WAC 137-28-300
Conduct of hearing. (1) The hearing
officer shall ensure that the inmate is capable of
understanding the charge against him/her, the nature of the
proceedings, and is able to adequately take part in the
hearing. If there is reason to doubt the inmate's
understanding or ability, the hearing officer may order a
continuance of the hearing in order to obtain additional
information, refer the inmate to a mental health staff member
for assessment, appoint a mental health staff member to
represent the inmate at the hearing, or request a staff
advisor.
(2) The inmate shall be present at all stages of the
hearing except during deliberations and any inquiry the
hearing officer may make concerning the source of confidential
information.
(3) The hearing officer may consider relevant evidence
presented outside the hearing when not feasible to present
that evidence within the hearing. The inmate shall be
apprised of the content of that evidence and shall be allowed
to rebut that evidence during the hearing. An inmate may
waive his/her presence at a hearing. Failure without good
cause to attend a scheduled hearing may be deemed a waiver of
personal attendance. An inmate may be removed from his/her
disciplinary hearing and the hearing may be continued in the
inmate's absence if the inmate's behavior disrupts the
disciplinary hearing.
(4) Where institution staff members are witnesses against
the inmate, a written statement from the staff member may be
considered by the hearing officer instead of in-person
testimony, except where the hearing officer determines that
the staff member's presence is necessary to an adequate
understanding of the issues in the case.
(5) The hearing officer has the authority to question all
witnesses. The inmate may submit proposed questions to be
asked of witnesses, but the hearing officer has discretion
over the questions asked.
(6) The inmate shall be allowed to present witnesses in
his/her defense and to present documentary evidence in his/her
defense when permitting him/her to do so will not be unduly
hazardous to institutional safety or correctional goals. Testimony of witnesses from outside the facility will be
submitted in writing.
(a) The hearing officer may deny the admission of
evidence or testimony if the hearing officer determines that
the testimony or evidence is irrelevant, immaterial,
unnecessarily duplicative of other information before the
hearing officer, or otherwise found to be unnecessary to the
adequate presentation of the inmate's case.
(b) The testimony of witnesses that is adverse to the
inmate may be given in person, in writing, or by telephone.
(c) The hearing officer shall document on the written
record the reasons for denial of in-person testimony that is
requested in writing by the inmate.
(7) If the hearing officer determines that a source of
information would be subject to risk of harm if his/her
identity were disclosed, testimony of the confidential source
may be introduced by the testimony of a staff member. The
confidential testimony may be provided by the source or by the
written and signed statement of the source. If the staff
member to whom the source provided information is unavailable,
the written statement of this staff member may be used.

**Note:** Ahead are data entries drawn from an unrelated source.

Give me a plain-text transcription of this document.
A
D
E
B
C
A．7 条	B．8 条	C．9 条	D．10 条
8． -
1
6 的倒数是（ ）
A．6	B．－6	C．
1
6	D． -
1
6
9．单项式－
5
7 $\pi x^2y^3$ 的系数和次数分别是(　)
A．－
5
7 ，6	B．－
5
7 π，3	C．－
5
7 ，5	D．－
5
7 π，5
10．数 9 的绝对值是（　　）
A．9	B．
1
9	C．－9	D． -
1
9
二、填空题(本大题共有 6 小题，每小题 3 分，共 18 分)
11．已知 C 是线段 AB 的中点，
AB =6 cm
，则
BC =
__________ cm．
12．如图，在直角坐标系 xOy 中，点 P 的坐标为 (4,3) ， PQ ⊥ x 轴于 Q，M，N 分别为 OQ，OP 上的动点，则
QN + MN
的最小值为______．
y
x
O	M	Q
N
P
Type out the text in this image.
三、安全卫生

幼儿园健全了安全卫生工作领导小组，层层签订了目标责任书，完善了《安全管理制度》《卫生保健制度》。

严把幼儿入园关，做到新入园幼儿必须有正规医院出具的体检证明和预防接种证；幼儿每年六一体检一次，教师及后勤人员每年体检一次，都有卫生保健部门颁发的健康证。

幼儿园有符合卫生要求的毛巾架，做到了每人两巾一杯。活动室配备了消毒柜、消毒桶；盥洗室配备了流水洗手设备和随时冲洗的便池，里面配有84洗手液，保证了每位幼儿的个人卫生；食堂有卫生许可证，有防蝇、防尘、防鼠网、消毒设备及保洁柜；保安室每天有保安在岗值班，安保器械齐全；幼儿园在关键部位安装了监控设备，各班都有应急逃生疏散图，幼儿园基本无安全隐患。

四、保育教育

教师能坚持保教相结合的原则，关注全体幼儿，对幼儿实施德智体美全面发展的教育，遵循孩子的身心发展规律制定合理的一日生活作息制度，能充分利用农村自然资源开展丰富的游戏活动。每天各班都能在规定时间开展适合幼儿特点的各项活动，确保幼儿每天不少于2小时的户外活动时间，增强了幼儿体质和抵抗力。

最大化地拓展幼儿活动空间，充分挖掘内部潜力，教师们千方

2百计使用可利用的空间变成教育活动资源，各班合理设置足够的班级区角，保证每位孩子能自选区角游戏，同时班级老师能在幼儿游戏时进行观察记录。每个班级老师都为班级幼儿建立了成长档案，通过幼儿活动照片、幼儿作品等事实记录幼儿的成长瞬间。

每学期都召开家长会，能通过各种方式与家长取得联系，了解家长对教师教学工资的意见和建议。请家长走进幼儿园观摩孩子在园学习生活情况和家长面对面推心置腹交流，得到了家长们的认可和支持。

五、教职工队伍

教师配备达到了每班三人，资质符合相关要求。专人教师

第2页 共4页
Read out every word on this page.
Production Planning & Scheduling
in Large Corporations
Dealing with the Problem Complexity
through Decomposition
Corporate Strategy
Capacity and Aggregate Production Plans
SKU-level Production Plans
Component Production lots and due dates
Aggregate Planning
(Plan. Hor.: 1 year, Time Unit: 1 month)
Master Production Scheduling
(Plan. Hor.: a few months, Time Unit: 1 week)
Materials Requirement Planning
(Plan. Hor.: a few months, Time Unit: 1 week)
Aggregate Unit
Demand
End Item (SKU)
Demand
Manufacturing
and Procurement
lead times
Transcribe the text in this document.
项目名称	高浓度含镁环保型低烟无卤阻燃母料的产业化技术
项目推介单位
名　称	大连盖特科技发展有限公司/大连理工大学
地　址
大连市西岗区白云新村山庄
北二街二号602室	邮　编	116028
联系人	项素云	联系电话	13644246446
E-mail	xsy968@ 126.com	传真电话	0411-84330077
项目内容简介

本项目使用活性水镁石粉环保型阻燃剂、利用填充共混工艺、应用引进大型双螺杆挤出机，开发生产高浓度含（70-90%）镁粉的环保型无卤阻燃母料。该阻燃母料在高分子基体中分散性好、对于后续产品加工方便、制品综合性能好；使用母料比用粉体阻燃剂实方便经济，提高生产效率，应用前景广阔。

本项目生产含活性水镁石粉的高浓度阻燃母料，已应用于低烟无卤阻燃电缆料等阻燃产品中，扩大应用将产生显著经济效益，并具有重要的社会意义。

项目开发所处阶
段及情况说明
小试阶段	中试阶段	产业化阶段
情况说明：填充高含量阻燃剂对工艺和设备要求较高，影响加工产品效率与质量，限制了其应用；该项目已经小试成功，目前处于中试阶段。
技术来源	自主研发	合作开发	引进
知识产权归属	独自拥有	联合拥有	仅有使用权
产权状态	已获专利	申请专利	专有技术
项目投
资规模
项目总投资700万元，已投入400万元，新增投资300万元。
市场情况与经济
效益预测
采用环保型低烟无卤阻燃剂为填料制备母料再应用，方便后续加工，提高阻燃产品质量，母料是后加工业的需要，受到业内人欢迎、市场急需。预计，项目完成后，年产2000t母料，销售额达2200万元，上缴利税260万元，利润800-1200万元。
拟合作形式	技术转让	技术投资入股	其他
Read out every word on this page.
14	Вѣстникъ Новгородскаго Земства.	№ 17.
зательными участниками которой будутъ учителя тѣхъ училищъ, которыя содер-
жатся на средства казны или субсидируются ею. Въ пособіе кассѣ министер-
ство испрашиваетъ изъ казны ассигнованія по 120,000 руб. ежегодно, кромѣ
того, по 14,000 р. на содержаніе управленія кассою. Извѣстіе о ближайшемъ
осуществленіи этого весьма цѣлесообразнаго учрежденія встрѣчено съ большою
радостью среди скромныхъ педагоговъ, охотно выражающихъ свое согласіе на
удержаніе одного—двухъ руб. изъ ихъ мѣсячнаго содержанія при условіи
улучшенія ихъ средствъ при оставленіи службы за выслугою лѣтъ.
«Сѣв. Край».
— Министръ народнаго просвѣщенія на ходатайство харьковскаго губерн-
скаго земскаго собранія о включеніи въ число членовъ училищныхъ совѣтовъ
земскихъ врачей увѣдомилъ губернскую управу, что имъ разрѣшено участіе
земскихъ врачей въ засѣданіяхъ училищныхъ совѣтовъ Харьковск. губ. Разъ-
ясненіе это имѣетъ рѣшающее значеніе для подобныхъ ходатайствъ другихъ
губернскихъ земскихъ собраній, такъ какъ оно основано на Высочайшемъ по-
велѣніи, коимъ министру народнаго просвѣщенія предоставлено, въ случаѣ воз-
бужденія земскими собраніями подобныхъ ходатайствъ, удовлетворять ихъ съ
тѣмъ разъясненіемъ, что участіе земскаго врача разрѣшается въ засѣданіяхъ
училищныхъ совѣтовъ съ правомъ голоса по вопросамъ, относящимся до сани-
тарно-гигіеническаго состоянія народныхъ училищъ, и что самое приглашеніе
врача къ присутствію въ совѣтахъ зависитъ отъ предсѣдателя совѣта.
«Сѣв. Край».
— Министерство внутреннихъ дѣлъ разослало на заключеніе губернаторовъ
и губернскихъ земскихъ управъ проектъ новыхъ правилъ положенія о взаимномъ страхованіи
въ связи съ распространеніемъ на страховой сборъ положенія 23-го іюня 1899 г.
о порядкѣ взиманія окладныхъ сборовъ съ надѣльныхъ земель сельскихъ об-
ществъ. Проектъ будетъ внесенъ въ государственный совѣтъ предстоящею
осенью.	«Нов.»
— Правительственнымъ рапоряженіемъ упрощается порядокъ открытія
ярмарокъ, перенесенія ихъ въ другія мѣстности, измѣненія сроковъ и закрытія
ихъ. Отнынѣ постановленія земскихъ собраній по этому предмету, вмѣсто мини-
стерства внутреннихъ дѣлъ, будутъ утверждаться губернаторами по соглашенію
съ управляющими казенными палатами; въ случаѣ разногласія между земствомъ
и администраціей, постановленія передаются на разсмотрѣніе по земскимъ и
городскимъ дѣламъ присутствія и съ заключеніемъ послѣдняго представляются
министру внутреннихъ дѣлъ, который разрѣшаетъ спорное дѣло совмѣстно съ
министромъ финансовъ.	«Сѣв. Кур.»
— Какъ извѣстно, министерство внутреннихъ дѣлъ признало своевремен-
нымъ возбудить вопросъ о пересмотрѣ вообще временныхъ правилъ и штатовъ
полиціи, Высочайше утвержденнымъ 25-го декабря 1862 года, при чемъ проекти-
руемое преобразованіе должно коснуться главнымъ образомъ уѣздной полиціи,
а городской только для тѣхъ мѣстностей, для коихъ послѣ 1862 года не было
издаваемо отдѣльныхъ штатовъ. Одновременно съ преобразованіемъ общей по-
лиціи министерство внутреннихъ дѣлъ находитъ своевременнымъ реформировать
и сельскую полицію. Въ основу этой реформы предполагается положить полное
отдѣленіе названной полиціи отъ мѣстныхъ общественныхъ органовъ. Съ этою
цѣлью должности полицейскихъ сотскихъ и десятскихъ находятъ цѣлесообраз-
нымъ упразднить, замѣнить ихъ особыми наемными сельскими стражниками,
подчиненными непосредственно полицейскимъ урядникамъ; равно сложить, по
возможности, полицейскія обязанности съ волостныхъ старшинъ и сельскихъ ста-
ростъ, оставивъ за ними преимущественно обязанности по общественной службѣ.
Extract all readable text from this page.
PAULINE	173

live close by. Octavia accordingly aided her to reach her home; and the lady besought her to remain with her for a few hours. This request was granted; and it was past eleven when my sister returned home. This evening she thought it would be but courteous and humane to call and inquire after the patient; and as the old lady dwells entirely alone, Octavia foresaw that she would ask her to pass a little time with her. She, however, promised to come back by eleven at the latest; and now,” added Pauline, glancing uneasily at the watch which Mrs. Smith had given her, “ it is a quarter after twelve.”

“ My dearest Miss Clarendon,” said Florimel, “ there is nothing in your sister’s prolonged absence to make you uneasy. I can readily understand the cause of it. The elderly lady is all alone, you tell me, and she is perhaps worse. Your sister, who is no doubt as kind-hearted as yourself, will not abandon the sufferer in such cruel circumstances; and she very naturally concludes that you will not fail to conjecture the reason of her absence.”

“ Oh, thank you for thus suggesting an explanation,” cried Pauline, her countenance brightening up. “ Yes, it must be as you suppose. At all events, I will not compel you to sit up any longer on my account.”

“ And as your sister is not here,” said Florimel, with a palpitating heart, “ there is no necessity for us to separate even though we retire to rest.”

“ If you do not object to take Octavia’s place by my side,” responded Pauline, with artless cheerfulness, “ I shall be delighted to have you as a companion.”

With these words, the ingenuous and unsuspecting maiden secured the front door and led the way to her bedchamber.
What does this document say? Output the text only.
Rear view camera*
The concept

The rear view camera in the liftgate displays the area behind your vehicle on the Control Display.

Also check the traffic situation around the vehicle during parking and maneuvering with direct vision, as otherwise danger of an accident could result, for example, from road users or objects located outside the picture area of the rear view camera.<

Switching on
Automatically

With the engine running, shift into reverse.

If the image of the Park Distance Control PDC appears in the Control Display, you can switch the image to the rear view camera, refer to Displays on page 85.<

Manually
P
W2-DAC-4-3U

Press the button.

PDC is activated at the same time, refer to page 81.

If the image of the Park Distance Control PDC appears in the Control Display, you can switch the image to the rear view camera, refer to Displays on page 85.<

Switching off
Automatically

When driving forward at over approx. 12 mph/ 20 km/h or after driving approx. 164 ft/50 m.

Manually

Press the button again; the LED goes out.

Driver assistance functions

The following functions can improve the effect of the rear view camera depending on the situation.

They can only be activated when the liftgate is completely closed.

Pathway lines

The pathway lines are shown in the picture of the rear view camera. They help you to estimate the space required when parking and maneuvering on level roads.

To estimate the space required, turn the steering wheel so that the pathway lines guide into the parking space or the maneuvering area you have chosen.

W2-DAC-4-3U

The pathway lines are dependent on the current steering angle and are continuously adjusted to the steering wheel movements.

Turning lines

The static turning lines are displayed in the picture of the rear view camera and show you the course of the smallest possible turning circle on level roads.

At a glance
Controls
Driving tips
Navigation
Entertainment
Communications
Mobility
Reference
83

(a) The hearing officer shall, out of the presence of all
inmates and off the record, identify the confidential source,
and how the testifying staff member received the confidential
information.
(b) The staff member presenting the information from a
confidential source shall identify the source and the
circumstances surrounding the receipt of the confidential
information to the hearing officer, off the record. The
hearing officer shall make an independent determination
regarding the reliability of the confidential source, the
credibility of the information, and the necessity of not
revealing the source of the confidential information. In
determining whether the confidential source is reliable and
the confidential information is credible, the hearing officer
should consider all relevant circumstances including, but not
limited to:
(i) Evidence from other staff members that the
confidential source has previously given reliable information;
(ii) Evidence that the confidential source had no
apparent motive to fabricate information;
(iii) Evidence that the confidential source received no
benefit from providing the information;
(iv) Whether the confidential source is giving first-hand
information;
(v) Whether the confidential information is internally
consistent and is consistent with other known facts; and
(vi) The existence of corroborating evidence.
The hearing officer shall also determine whether safety
concerns justify nondisclosure of the source of confidential
information. The reliability and credibility determination
and the need for confidentiality must be made on the record.